This study presents an architectural analysis of YOLOv11, the latest iteration in the YOLO (You Only Look Once) series of object detection models. We examine the models architectural innovations, including the introduction of the C3k2 (Cross Stage Partial with kernel size 2) block, SPPF (Spatial Pyramid Pooling - Fast), and C2PSA (Convolutional block with Parallel Spatial Attention) components, which contribute in improving the models performance in several ways such as enhanced feature extraction. The paper explores YOLOv11’s expanded capabilities across various computer vision tasks, including object detection, instance segmentation, pose estimation, and oriented object detection (OBB). We review the model’s performance improvements in terms of mean Average Precision (mAP) and computational efficiency compared to its predecessors, with a focus on the trade-off between parameter count and accuracy. Additionally, the study discusses YOLOv11’s versatility across different model sizes, from nano to extra-large, catering to diverse application needs from edge devices to high-performance computing environments. Our research provides insights into YOLOv11’s position within the broader landscape of object detection and its potential impact on real-time computer vision applications.

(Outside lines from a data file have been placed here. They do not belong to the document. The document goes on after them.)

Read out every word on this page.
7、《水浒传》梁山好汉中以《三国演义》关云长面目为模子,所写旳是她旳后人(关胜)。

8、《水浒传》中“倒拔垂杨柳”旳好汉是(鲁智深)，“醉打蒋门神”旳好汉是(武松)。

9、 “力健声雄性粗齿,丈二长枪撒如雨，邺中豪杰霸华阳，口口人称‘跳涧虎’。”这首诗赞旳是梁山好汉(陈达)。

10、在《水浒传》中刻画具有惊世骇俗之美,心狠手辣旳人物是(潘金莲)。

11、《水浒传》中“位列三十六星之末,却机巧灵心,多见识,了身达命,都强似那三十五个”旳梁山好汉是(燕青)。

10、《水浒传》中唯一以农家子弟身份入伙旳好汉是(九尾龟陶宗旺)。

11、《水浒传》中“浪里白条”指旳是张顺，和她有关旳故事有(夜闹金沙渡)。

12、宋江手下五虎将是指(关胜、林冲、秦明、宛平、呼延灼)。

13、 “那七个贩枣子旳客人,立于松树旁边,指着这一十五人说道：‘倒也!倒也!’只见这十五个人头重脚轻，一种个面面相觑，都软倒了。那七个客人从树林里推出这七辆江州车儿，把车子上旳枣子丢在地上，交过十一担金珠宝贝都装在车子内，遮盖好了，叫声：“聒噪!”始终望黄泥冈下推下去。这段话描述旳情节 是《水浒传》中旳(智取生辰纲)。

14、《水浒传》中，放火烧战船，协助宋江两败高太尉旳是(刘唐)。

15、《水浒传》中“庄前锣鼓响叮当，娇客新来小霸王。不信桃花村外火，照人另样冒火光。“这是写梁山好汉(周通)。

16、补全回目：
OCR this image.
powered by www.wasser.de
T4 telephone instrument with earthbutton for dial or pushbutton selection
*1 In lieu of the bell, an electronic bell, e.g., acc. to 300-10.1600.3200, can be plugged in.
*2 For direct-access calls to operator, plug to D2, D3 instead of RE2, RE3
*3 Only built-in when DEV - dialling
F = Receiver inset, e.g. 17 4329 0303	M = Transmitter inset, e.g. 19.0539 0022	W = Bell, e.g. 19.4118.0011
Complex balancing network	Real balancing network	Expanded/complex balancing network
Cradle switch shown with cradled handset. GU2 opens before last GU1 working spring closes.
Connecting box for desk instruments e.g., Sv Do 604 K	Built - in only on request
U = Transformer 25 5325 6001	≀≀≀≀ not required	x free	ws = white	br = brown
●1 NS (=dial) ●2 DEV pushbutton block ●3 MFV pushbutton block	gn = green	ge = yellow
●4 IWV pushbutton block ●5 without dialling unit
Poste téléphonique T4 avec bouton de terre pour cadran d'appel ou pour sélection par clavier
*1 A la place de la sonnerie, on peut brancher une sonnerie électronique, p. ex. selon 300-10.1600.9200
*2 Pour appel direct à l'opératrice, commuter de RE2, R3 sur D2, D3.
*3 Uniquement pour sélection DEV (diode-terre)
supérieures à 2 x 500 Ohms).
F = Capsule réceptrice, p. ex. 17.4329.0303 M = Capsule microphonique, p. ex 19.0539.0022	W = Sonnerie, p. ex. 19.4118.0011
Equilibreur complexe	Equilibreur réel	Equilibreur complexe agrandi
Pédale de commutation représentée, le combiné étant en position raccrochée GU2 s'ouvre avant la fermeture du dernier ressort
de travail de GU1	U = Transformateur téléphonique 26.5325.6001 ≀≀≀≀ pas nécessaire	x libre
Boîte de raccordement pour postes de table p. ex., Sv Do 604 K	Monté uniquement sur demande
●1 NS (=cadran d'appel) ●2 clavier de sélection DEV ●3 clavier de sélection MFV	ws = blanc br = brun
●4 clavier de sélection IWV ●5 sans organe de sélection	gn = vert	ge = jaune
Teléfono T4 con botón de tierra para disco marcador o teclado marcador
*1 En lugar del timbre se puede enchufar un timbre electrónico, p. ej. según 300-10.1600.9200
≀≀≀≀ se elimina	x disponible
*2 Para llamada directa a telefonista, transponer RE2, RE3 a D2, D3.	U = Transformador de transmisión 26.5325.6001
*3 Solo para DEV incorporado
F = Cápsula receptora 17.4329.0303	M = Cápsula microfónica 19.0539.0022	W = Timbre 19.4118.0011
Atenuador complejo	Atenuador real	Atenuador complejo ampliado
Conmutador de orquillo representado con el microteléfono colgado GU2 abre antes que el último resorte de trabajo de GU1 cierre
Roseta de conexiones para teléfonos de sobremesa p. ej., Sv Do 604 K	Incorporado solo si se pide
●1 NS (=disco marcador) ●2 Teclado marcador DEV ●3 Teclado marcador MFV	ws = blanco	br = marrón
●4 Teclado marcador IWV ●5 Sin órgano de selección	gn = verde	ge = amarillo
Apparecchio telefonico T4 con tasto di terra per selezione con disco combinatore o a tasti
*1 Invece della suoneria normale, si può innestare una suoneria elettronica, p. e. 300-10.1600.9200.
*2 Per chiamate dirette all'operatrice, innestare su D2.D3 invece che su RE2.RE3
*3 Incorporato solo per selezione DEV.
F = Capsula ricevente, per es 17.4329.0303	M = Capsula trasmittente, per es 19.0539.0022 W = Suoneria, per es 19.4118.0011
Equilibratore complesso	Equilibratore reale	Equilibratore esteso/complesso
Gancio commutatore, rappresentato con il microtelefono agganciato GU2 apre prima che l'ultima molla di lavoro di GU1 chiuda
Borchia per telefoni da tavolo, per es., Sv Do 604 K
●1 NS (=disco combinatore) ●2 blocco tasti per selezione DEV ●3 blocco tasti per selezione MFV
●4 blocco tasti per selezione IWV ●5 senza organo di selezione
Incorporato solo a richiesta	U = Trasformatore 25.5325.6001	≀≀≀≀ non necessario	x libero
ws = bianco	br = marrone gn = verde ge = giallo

【翻譯】本研究對YOLOv11進行了架構分析，YOLOv11是YOLO（You Only Look Once）目標檢測模型系列的最新版本。我們研究了該模型的架構創新，包括引入C3k2（Cross Stage Partial with kernel size 2）塊、SPPF（Spatial Pyramid Pooling - Fast）和C2PSA（Convolutional block with Parallel Spatial Attention）組件，這些組件在多個方面改進了模型性能，如增強特征提取。本文探討了YOLOv11在各種計算機視覺任務中的擴展能力，包括目標檢測、實例分割、姿態估計和有向目標檢測（OBB）。我們回顧了與前代相比，該模型在平均精度均值（mAP）和計算效率方面的性能改進，重點關注參數數量與精度之間的權衡。此外，本研究討論了YOLOv11在不同模型規模上的通用性，從納米級到超大級，滿足從邊緣設備到高性能計算環境的不同應用需求。我們的研究為YOLOv11在更廣泛的目標檢測領域中的地位以及其對實時計算機視覺應用的潛在影響提供了見解。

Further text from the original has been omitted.